Taylor went on to say, importantly, that she was added to a list, kept by Police Scotland, of 45 other children who were vulnerable to sexual exploitation, but no one yet knows what happened to that list or whether further action was taken. In fact, Taylor said that no one at the care unit asked her any questions about it, despite her records clearly documenting that there were concerns that she was being sexually exploited.
Does anyone need any convincing that, from what we have learned in recent weeks, there are similar threads to what happened in Rotherham and Rochdale?
There must be transparency on exactly what we know about the scale of the problem in Scotland. There must be an assessment of how we are protecting children in care, who are the most vulnerable children in our society, and we must ask what changes we need to make to ensure that children’s protection is paramount.

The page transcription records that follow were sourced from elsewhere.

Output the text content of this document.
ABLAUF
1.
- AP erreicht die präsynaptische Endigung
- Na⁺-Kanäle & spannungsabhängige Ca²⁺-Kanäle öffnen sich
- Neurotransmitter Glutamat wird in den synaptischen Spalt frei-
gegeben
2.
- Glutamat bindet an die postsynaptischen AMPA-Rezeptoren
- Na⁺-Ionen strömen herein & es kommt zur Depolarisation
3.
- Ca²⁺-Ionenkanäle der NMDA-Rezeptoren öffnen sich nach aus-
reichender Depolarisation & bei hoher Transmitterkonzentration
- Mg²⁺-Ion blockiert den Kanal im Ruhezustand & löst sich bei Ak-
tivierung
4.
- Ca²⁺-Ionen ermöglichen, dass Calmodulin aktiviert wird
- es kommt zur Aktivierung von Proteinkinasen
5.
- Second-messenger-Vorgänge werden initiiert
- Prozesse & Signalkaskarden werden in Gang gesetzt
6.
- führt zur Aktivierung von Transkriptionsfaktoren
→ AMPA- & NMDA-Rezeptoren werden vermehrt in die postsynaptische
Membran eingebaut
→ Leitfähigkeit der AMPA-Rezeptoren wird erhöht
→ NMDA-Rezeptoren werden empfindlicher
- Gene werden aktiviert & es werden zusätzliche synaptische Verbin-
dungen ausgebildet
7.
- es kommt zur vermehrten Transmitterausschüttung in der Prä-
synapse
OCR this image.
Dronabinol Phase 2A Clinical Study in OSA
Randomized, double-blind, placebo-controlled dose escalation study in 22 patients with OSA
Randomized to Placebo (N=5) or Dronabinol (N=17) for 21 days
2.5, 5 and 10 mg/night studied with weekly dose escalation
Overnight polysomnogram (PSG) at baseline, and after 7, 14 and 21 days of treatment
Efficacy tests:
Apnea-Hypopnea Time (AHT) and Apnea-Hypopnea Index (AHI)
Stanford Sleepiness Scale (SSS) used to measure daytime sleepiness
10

In June this year, Baroness Casey told the Home Affairs Committee that
“People do not necessarily look hard enough to find these children, in particular ... it is clear that it is still happening.”
She said that we do not have enough data in Scotland. We urgently need to change that, because we know very little.
As Joani Reid MP, who has been championing this cause, has said, we need independent experts to look at the case files—whether they are open or not—and to interview victims and speak to the social workers and educational establishments that have supported children and young people when they have made accusations.
This summer, the previous Home Secretary, Yvette Cooper, said that the law on rape would be tightened so that adults cannot use consent as a defence against the charge of raping a child who is under 16. Baroness Casey’s report concluded that too many grooming gang cases have been
“dropped or downgraded from rape to lesser charges”
because a 13 to 15-year-old was perceived to have been “in love with” or “consented” to sex with the perpetrator.
As Baroness Casey said, “children are children.” If we also believe that in this Parliament, I would like to draw the Scottish Government’s attention to the reforms that the Parliament made in 2009. Looking back, I think that those reforms were wrong, because the rape of a child who is aged 13 or 14 is no longer considered statutory rape. I ask the Scottish Government whether it will look at those provisions.
As I have said, we must take similar action in Scotland, and so I turn to the amendments. We have one disagreement with the Tory amendment, which is that we believe that there should first be a review, but we recognise that that could lead to a public inquiry. Apart from that, we support what the Conservatives say in the amendment.
We recognise the work that Police Scotland and the National Crime Agency have carried out. However, we ultimately need to show victims—past and present—that we will bring perpetrators to justice, that this Parliament and this Government are not afraid to look behind difficult issues and that we will do everything that we can to show the victims that we brought independent oversight. We must do the right thing and show that, in Scotland, we are not complacent about the exploitation of children in our country.
I move,
That the Parliament believes that there should be independent oversight of the Police Scotland review into group-based sexual exploitation of children, and calls on the Scottish Government to urgently clarify whether it will conduct an inquiry into grooming gangs in Scotland.